Señalamos algunos apetitosos platos de verduras sobre el mostrador, de los que no conocíamos el nombre. Berenjena frita, sopa espesa, ensalada, salsa picante, melón. Una cena palaciega. Comemos despacio, encargando nuevos platos “como el que tienen en aquella mesa” y, animados por el genius loci, pedimos cerveza, el primer trago de cerveza en Estambul.

Cerveza turca para la colección de John

Hacia las nueve de la noche, poco a poco la parroquia se hace más numerosa. Ya están ocupadas todas las mesas. Encienden el televisor bajo el mapa de las líneas férreas y enfocan también un proyector sobre la gran pared vacía, frente al campo de visión del león blanco. De repente todos miran los televisores. La transmisión que daba continuamente imágenes del choque entre los kurdos y el ejército turco en la frontera iraquí cambia ahora a noticias deportivas y suponemos que va a empezar pronto un partido de fútbol.

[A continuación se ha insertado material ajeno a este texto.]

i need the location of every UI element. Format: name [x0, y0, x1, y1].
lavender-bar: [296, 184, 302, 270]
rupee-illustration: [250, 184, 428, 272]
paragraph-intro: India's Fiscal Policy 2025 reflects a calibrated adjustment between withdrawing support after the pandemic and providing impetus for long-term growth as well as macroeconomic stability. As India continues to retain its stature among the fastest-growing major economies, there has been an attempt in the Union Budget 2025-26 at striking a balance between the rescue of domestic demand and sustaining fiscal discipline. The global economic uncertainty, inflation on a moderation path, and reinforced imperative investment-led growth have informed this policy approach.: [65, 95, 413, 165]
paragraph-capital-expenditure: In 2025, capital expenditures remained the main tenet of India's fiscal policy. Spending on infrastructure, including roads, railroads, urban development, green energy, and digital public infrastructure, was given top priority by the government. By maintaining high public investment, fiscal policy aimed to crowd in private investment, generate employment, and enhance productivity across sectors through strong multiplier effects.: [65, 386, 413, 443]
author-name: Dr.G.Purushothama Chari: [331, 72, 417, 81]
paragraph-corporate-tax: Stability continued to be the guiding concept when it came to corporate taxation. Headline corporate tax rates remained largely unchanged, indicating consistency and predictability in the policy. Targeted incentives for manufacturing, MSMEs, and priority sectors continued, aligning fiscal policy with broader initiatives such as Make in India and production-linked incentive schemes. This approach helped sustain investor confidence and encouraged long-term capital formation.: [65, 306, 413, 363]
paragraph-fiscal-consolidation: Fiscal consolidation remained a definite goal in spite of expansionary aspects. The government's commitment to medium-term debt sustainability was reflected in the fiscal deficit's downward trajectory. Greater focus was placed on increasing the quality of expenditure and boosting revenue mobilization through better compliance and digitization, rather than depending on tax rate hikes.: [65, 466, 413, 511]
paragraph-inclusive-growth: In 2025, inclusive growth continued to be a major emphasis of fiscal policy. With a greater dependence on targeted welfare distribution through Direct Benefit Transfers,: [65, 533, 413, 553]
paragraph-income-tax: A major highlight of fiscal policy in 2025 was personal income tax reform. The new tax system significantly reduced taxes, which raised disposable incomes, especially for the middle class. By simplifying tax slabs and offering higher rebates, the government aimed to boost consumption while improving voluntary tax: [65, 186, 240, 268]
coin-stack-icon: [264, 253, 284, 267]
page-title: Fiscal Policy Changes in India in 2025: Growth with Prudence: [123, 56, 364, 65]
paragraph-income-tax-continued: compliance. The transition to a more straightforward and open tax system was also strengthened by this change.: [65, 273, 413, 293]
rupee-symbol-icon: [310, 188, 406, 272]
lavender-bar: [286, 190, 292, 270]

Alrededor de las diez menos cuarto empieza el partido de Copa de Europa Beşiktaş-Liverpool. La audiencia lo sigue con una tensa atención comentando sin cesar los avatares pero, al contrario que los húngaros, no siguen las acciones con alaridos sino con sobrios apuntes estratégicos. Llega más y más gente, las sillas se aprietan alrededor de las mesas y se empieza a pedir rakis para acompañar las cervezas. Solo entonces descubro qué es lo que tiene el león blanco bajo una de sus garras: un balón de fútbol.

Los turcos están jugando bien. “Dentro de diez minutos tenemos que subir al tren, hasta entonces no estaría mal celebrar un hermoso gol después de tan gran cena”, digo. Pasan pocos minutos, es el decimotercero del partido, y los ingleses reciben el primer gol. Los fans del Beşiktaş, como pudimos leer más tarde, marcaron el récord mundial del aullido más fuerte nunca registrado, con 132 decibelios. Ahora sí que nos podemos ir.